The Apostle Peter authored the book of 1st Peter and 2nd Peter. He was amongst the first group of disciples who followed Jesus. When He first encountered Jesus, this is what the Bible has to tell us in John 1:41-42 (NIV).
Andrew went to find his brother, Simon, and told him, “We have found the Messiah” (which means “Christ”). Then Andrew brought Simon to meet Jesus. Looking intently at Simon, Jesus said, “Your name is Simon, son of John—but you will be called Cephas” (which means “Peter”).
From this point on, he was called Peter. Other translations will still refer to him as Simon Peter, however, Jesus said he will be called “Peter”. This is Peter’s encounter with the Lord gradually unfolding. Amen. In the context of appreciating the relational attribute of the Lord, we see that one attribute that stands out between Peter and the Lord is that of confidence. Peter grew to a place where he was so confident in the Lord. This confidence began manifesting itself right after his encounter with Jesus as “Messiah” (Christ). Peter began by effortlessly accepting a name change and secondly, he left behind everything he had worked to follow Jesus. Amen.
When we genuinely encounter Jesus as the Messiah (Christ), we experience transformation and a name change. Remember this was the case with Saul who was later called Paul after his encounter with the Lord. The significance of the name change is beyond a physical change but a spiritual change. It is noteworthy that the genuine encounter always precedes the name change and this name change which might not always be physical, have a tendency of changing our destiny. It has the potential of causing us to effortlessly leave behind the things we once held so dearly to for the sake of the kingdom.

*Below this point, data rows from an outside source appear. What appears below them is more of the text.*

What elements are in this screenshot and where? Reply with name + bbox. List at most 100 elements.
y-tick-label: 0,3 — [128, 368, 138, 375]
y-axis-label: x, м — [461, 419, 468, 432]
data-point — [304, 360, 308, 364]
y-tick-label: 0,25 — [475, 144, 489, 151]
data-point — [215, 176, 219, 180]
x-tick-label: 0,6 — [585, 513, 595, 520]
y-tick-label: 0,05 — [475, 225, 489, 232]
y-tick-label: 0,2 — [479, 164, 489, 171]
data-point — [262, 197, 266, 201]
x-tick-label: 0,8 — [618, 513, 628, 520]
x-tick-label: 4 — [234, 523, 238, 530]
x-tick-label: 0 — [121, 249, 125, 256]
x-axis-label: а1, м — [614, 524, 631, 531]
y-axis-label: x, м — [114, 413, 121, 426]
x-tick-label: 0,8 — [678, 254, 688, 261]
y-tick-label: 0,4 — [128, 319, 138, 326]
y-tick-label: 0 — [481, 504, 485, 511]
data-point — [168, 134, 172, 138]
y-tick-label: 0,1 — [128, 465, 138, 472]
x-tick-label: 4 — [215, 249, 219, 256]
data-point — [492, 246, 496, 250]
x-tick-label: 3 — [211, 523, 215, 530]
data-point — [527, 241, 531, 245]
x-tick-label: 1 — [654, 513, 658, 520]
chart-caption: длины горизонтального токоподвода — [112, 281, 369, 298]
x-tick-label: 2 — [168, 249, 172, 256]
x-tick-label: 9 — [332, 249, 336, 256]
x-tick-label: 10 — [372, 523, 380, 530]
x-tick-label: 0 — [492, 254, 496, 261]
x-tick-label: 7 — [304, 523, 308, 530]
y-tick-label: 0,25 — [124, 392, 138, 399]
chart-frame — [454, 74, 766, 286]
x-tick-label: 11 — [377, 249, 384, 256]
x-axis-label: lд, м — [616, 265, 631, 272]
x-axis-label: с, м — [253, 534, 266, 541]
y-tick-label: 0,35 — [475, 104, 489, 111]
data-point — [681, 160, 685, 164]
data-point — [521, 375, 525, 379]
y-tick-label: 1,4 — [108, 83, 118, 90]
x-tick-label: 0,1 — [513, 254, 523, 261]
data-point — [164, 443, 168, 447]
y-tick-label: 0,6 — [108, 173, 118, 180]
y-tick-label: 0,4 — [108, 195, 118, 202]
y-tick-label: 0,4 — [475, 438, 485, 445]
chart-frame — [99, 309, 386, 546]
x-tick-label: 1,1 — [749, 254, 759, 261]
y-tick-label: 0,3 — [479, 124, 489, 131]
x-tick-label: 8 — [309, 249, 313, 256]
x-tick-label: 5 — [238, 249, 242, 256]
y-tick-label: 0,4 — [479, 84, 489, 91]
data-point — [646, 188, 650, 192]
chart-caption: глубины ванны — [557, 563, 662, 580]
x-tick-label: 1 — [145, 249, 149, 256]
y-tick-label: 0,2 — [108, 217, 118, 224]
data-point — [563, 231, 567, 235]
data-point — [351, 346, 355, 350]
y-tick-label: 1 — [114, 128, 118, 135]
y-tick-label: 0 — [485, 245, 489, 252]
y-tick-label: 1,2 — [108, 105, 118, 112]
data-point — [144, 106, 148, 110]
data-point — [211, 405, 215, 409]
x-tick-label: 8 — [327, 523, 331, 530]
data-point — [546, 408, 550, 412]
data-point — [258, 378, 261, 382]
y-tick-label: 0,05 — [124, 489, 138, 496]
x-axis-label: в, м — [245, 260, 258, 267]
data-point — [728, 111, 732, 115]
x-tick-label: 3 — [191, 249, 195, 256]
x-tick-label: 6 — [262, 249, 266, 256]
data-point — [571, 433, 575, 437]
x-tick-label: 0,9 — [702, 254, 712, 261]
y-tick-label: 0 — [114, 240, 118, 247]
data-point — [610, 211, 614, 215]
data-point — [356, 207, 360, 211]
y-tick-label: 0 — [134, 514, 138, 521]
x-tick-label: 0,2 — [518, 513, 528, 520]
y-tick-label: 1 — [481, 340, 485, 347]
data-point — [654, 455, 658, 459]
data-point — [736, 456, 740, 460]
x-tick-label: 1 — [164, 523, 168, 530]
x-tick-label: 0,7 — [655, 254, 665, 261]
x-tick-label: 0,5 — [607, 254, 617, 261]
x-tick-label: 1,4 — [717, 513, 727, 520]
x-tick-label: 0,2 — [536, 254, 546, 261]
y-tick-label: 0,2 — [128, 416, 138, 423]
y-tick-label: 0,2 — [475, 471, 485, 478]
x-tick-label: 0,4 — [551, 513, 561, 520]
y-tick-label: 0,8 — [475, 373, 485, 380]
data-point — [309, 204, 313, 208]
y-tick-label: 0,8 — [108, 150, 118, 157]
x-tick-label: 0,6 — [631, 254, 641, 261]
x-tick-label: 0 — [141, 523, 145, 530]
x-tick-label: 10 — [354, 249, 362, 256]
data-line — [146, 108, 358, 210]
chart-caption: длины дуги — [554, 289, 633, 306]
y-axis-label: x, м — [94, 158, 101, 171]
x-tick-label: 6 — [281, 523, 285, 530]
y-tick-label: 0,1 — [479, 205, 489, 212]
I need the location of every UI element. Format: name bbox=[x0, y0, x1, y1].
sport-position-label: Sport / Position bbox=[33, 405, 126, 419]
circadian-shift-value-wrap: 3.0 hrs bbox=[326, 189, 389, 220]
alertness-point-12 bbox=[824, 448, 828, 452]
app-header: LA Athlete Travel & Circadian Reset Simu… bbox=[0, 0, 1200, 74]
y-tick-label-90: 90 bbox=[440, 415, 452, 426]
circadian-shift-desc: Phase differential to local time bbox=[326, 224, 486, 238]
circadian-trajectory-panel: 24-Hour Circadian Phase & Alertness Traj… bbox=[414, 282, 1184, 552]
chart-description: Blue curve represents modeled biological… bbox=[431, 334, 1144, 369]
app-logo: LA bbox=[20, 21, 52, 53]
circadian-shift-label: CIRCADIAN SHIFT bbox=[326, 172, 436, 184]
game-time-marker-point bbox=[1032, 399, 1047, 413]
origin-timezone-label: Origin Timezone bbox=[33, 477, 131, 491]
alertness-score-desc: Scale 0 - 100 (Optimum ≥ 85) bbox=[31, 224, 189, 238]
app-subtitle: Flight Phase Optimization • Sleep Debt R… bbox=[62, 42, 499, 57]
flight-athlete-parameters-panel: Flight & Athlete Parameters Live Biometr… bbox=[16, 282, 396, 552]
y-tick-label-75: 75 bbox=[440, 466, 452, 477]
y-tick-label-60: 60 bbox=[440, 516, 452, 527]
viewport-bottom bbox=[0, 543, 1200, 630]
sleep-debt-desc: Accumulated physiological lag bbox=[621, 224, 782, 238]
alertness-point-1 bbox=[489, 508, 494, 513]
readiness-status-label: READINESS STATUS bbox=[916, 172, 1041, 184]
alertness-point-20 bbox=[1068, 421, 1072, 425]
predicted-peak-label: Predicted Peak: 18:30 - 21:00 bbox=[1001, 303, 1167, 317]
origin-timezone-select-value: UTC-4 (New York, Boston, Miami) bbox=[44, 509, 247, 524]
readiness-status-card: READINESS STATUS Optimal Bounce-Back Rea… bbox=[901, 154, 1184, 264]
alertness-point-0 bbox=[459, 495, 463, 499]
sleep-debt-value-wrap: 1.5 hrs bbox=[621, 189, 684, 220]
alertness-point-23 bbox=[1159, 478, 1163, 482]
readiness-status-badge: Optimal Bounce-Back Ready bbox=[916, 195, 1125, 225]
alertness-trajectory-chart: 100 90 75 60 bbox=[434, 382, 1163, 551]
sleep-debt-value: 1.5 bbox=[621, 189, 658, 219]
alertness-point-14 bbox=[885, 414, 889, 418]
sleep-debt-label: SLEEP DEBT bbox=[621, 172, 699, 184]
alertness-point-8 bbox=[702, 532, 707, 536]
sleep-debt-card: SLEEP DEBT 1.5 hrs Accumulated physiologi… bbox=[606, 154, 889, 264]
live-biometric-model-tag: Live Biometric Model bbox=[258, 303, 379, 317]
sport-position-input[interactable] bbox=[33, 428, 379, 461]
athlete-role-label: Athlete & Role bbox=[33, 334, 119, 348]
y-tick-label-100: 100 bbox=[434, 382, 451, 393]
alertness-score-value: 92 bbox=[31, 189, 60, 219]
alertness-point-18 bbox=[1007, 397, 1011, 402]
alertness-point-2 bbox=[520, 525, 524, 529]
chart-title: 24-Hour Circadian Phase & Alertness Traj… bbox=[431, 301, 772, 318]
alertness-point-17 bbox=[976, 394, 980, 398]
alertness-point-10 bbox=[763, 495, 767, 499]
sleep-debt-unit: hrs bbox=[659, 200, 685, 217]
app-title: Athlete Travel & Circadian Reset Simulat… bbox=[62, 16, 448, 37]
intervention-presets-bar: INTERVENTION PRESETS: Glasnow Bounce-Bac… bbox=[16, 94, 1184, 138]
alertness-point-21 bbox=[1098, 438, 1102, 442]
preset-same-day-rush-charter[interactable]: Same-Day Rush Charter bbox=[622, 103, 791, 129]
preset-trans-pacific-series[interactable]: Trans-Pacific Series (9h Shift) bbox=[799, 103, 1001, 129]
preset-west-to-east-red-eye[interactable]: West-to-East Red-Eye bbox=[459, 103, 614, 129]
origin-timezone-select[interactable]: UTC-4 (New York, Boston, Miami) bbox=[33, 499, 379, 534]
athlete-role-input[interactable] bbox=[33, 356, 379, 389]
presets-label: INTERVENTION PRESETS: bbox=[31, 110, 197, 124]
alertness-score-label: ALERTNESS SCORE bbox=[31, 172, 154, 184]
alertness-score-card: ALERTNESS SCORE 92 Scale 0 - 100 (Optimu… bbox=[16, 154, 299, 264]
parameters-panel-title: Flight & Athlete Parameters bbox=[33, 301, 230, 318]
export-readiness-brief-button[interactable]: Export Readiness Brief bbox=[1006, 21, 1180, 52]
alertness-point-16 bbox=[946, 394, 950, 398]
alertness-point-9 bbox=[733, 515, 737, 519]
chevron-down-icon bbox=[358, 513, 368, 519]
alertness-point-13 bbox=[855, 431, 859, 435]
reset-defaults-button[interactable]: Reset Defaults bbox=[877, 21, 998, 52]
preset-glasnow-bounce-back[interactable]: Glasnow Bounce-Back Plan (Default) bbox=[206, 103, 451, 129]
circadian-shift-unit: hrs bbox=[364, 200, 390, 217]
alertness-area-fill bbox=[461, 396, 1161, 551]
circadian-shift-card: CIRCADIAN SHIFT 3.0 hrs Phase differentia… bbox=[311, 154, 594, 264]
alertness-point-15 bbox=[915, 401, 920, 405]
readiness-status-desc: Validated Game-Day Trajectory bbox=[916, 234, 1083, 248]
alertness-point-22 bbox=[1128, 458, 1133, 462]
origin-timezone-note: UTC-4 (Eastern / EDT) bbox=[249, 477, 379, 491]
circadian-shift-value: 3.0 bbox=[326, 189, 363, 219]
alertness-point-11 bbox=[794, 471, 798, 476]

Another situation that reveals the confidence Peter had in the Lord is recorded in Matthew 14:22-33 where Peter walked on water. Verse 28 is the verse of interest here. Peter said, “Lord if it is you, tell me to come on the water”. We see another situation where confidence was being emphasized. Peter was willing to walk on water for as long as it was the Lord. That is why when his focus shifted from the Lord to the wind, he began sinking. I believe that if Peter maintained His attention on the Lord, he should have continually walked on water until he met the Lord.
So, when it comes to the relational attribute of our Lord, one more thing we learn about Him is that He is reliable; He is trustworthy; He is someone you can put your confidence in.